• Philip

Physically distanced, Socially connected, Purposefully Alone...


I know what they mean about "Social Distancing", but my observation has been this past week that many people have been more in touch with those around them than they normally are, albeit with at least 2m between them (unless they're in the same household or they're serving others through their vocation).


It's perhaps telling that so many people have also said how tiring they're finding it, connecting with people in a different way, but also connecting much more. My screen time has gone through the roof, data usage on our broadband has hit an all-time high, and just in Brockley Community Church we've spent more than 6000 minutes on Zoom between us in the past week! No wonder some of us are feeling tired - that's a lot of connecting, engaging, listening, sharing, praying and chatting that we've done between us, not counting other times we may have been online for work or with family.


A challenge I've found is that I've been used to having times in my day and week when I'm on my own. Being in a household of 5 active people means that it's been harder to find that time, to make space to sit and just be either with myself or with Jesus. For some of us, the increased connection with people has been a welcome thing because we might often feel that we usually have too much time on our own, but even then, the type of connection is perhaps different to what we'd prefer.
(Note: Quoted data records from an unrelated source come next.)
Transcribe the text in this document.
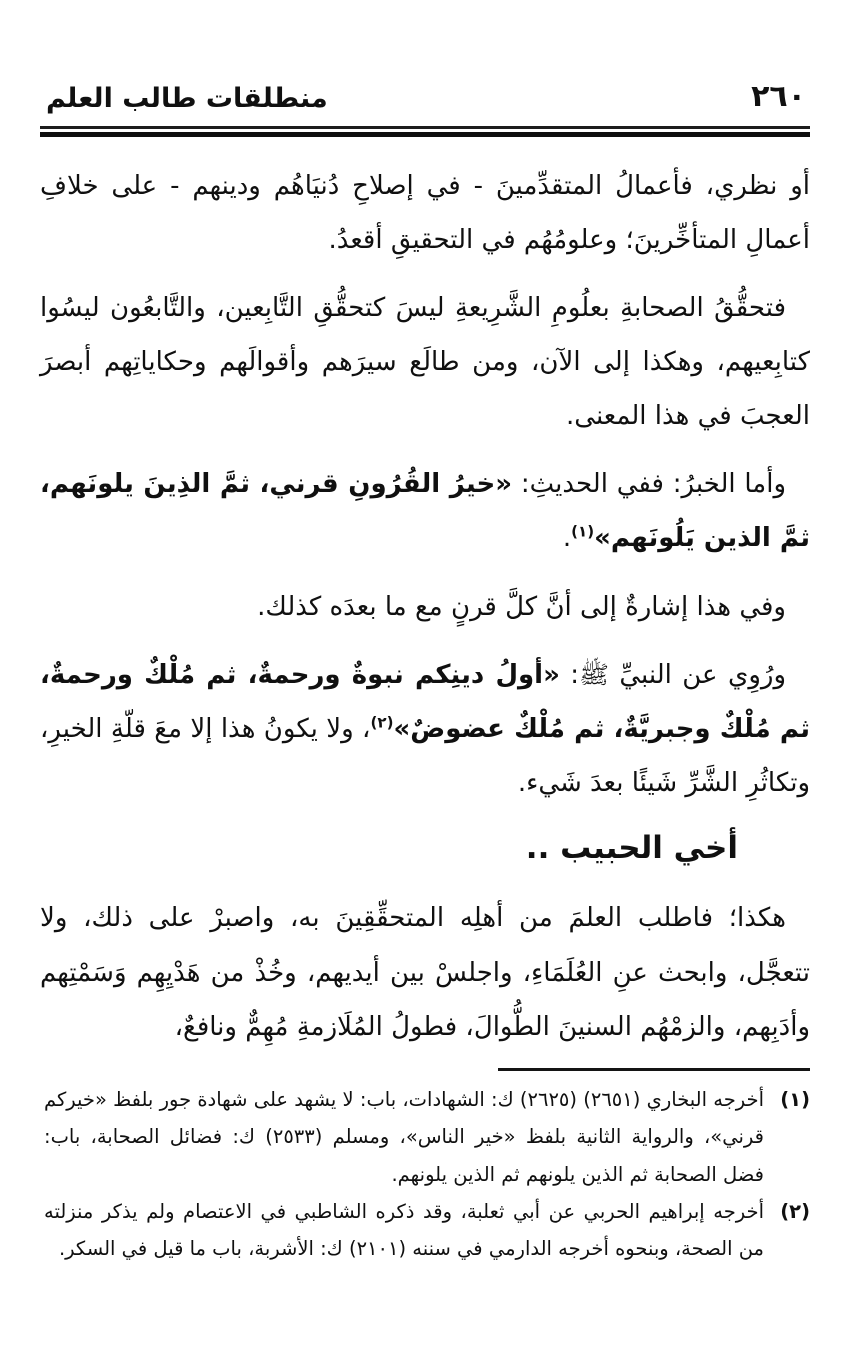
٢٦٠
منطلقات طالب العلم

أو نظري، فأعمالُ المتقدِّمينَ - في إصلاحِ دُنيَاهُم ودينهم - على خلافِ أعمالِ المتأخِّرينَ؛ وعلومُهُم في التحقيقِ أقعدُ.

فتحقُّقُ الصحابةِ بعلُومِ الشَّرِيعةِ ليسَ كتحقُّقِ التَّابِعين، والتَّابعُون ليسُوا كتابِعيهم، وهكذا إلى الآن، ومن طالَع سيرَهم وأقوالَهم وحكاياتِهم أبصرَ العجبَ في هذا المعنى.

وأما الخبرُ: ففي الحديثِ: «خيرُ القُرُونِ قرني، ثمَّ الذِينَ يلونَهم، ثمَّ الذين يَلُونَهم»$^{(١)}$.

وفي هذا إشارةٌ إلى أنَّ كلَّ قرنٍ مع ما بعدَه كذلك.

ورُوِي عن النبيِّ ﷺ: «أولُ دينِكم نبوةٌ ورحمةٌ، ثم مُلْكٌ ورحمةٌ، ثم مُلْكٌ وجبريَّةٌ، ثم مُلْكٌ عضوضٌ»$^{(٢)}$، ولا يكونُ هذا إلا معَ قلّةِ الخيرِ، وتكاثُرِ الشَّرِّ شَيئًا بعدَ شَيء.

أخي الحبيب ..

هكذا؛ فاطلب العلمَ من أهلِه المتحقِّقِينَ به، واصبرْ على ذلك، ولا تتعجَّل، وابحث عنِ العُلَمَاءِ، واجلسْ بين أيديهم، وخُذْ من هَدْيِهِم وَسَمْتِهم وأدَبِهم، والزمْهُم السنينَ الطُّوالَ، فطولُ المُلَازمةِ مُهِمٌّ ونافعٌ،

(١)
أخرجه البخاري (٢٦٥١) (٢٦٢٥) ك: الشهادات، باب: لا يشهد على شهادة جور بلفظ «خيركم قرني»، والرواية الثانية بلفظ «خير الناس»، ومسلم (٢٥٣٣) ك: فضائل الصحابة، باب: فضل الصحابة ثم الذين يلونهم ثم الذين يلونهم.
(٢)
أخرجه إبراهيم الحربي عن أبي ثعلبة، وقد ذكره الشاطبي في الاعتصام ولم يذكر منزلته من الصحة، وبنحوه أخرجه الدارمي في سننه (٢١٠١) ك: الأشربة، باب ما قيل في السكر.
So how can we ensure that we stay socially connected, physically distant yet have meaningful solitude? Jesus took himself off to be with his Heavenly Father and did it in a way that fitted into, but took precedence over, the other happenings of his day. The Bible says of Jesus that "very early in the morning, while it was still dark, Jesus got up, left the house and went off to a solitary place, where he prayed." It was the first appointment of the day for him, before the disciples and the crowds started to encroach on his time and space, but without it he wouldn't have been able to cope with the pressure and expectation that there was upon him. At the start of his ministry, he went into the desert for 40 days. Some scholars suggest that whilst it could have been a physical desert, it was also a metaphorical one. A place where he was totally reliant on the sustenance of God to see him through what would be a very intense and eventful 3 years.


Being socially connected, technology-wise, isn't too much of a challenge if we want to be. Being physically distant as much as possible is an absolute necessity at the moment. Being purposefully alone, in solitude - and I would strongly suggest that it's time spent with Jesus, is possibly more of a challenge than it's been previously, and will become increasingly important for our spiritual, emotional and mental health in the current situation. Jesus says he'll be with us in all our different situations. Let's make time to be with him.


PS How about trying to have a Zoom/Skype/WhatsApp/Email-free one day this week, maybe (Saturday) - a digital sabbath? I'm going to try, and will 'see' you soon, maybe on Sunday morning.